Zum Größenvergleich von ꜥfḏ.t- und hnw-Kisten im Alten Reich, aber auch mit Ausblick auf spätere Epochen, s. Brovarski, in: Fs Wente, 29-38. Danach haben hnw-Kisten verschiedene Größen, sind aber im Allgemeinen größer als ꜥfḏ.t-Kisten. Konkret festmachen lassen sich Maße für eine mit hnw beschriftete Kiste der Königin Hetepheres aus der 4. Dynastie, die 41,9 × 33,7 × 21,8 cm groß ist. Eine vergleichbare Kiste aus Gebelein, die Brovarski aufgrund ihrer äußeren Merkmale ebenfalls zu den hnw-Kisten zählt, misst 30,0 × 55,5 × 31,0 cm. Derartige Kisten können verschiedene Toilettenartikel, Schmuckstücke, Medikamente u.ä. beinhalten, und ebenso auch Schriftstücke (s. Brovarski, a.a.O., 36). Aufgrund der größeren Ausmaße dieser Kiste wurde für pRamesseum C als Übersetzung das Wort „Truhe“ gewählt.

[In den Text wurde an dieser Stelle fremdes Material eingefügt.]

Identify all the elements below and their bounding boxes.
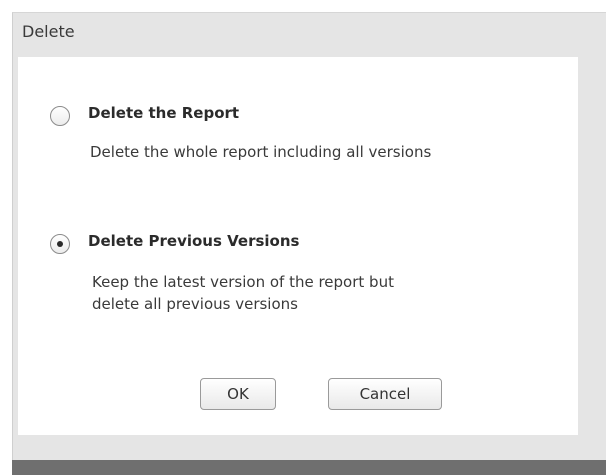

Die Maße der Kiste, in der die Ramesseumspapyri lagen (von der aber unklar ist, ob sie als hnw-Kiste oder ꜥfḏ.t-Kiste galt), gibt Quibell in Quibell/Paget/Pirie, The Ramesseum, 3 mit 18 × 12 × 12 Inch, also etwa 45 × 31 × 31 cm an.
Fischer-Elfert (mdl. Mitteilung) erwähnt, dass eine der von ihm aktuell (2020) untersuchten Schminkgefäße ebenfalls als hn bezeichnet würde. Er sieht den Unterschied von hn zu ꜥfḏ.t darin, dass Erstere auf vier Füßen steht, was auch auf das so bezeichnete Schminkgefäß zutreffe.
Die Entführung von Schriftstücken als Sakrileg erinnert an eine Notiz des griechischen Historikers Diodors, wonach der Perserkönig Artaxerxes III. nach der Rückeroberung Ägyptens zahlreiche ἀναγραφαί: „Aufzeichnungen (auch magischer oder ritueller Natur)“ aus den ägyptischen Tempeln entnehmen ließ und sie später durch seinen Günstling Bagoas den ägyptischen Priestern wieder teuer zurück verkaufte (Diod. XVI 51, http://www.perseus.tufts.edu/hopper/text?doc=Diod.+16.51&fromdoc=Perseus%3Atext%3A1999.01.0083 [13.08.2020]). Obwohl diese Vorgänge auf realen Begebenheiten basieren könnten, ist es nicht undenkbar, dass diese Anekdote auch, basierend auf derartigen Kultfreveln, diesem König nur im Zusammenhang seiner Negativzeichnung zugeschrieben wurde.